Driver Shortage Increases Pressure On HauliersNovember 10th, 2014
The RHA (Road Haulage Association) estimate that the UK is currently 40 thousand drivers short. Whether hauliers use own drivers, agency drivers or sub-contractors, it is a struggle to maintain efficiency with such a significant shortage of manpower. RHA Chief Executive Richard Burnett put it in a nutshell: “there are simply not enough drivers to keep the economy moving”.
The industry’s press predicts this driver shortage problem getting worse before it improves. For example, MotorTransport draws attention to the ageing profile of current drivers with some 54% of drivers aged 41 to 60.
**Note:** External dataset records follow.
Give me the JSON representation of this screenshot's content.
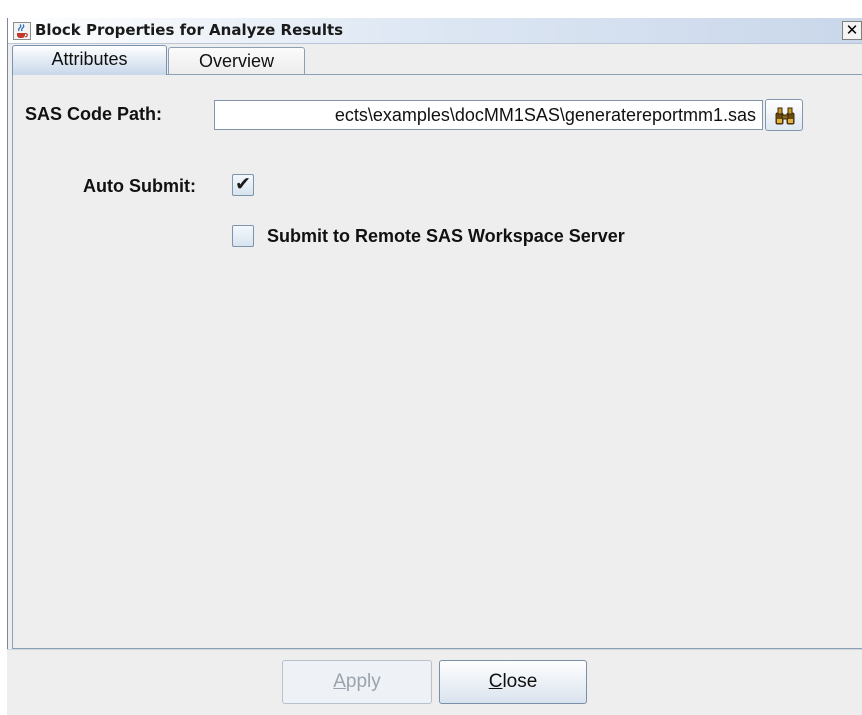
{
  "window": {
    "title": "Block Properties for Analyze Results",
    "close_glyph": "✕",
    "app_icon": "java-coffee-icon"
  },
  "tabs": [
    {
      "label": "Attributes",
      "active": true
    },
    {
      "label": "Overview",
      "active": false
    }
  ],
  "form": {
    "sas_code_path": {
      "label": "SAS Code Path:",
      "value": "ects\\examples\\docMM1SAS\\generatereportmm1.sas",
      "browse_icon": "binoculars-icon"
    },
    "auto_submit": {
      "label": "Auto Submit:",
      "checked": true
    },
    "remote_submit": {
      "label": "Submit to Remote SAS Workspace Server",
      "checked": false
    }
  },
  "buttons": {
    "apply": {
      "mnemonic": "A",
      "rest": "pply",
      "enabled": false
    },
    "close": {
      "mnemonic": "C",
      "rest": "lose",
      "enabled": true
    }
  },
  "colors": {
    "accent": "#7a92ad",
    "panel_bg": "#eeeeee"
  }
}
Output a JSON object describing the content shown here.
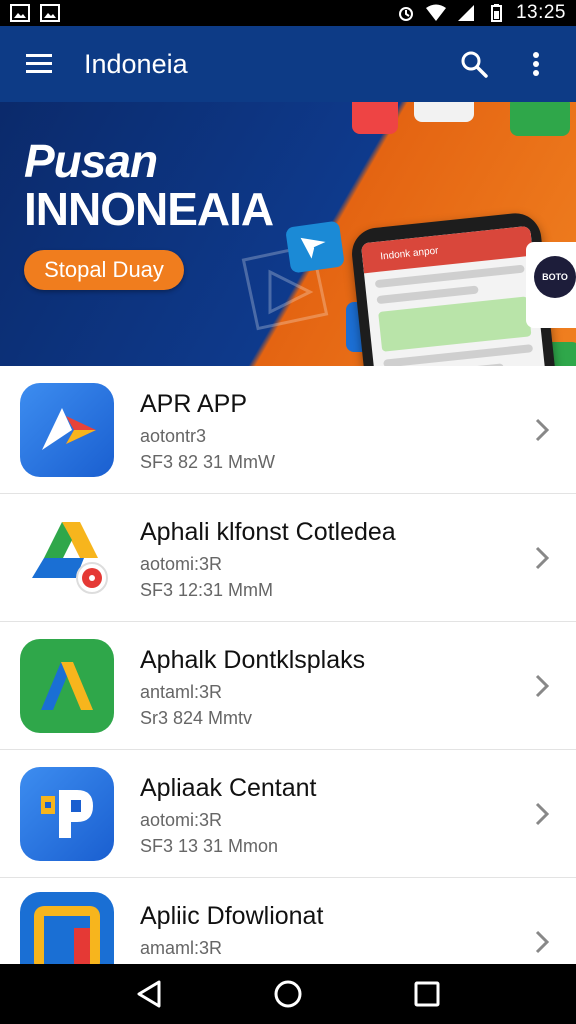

Legislation requires drivers to undertake training to obtain a certificate of professional competence (CPC) at some significant cost. The RHA is campaigning for Treasury funding for more driver training and tests to increase the number of qualified HGV drivers available.
With this shortfall in mind, making the most efficient use of each driver to deliver cost-effectively and maintain the best customer service is more important than ever.
Optimising routes and schedules to allocate work to vehicles and sequence calls to maximise work done helps, but sometimes it is just a fact that not every call can be made on a particular day. When this happens, making the best use of the shifts you have can be achieved by planning all the work nearest to depot first.
Many computerised systems work on the basis of routing the furthest call first and working back to base. TRUCKSTOPS VRS has an optional “start local mode” that will load the nearest calls first. Read more about Truckstops VRS (vehicle routing and scheduling) or contact us.
More training will increase driver numbers over time, but in the short term, the hauliers only option is to make the absolute best use of every driver he has access to (whether directly employed, Agency or subcontracted).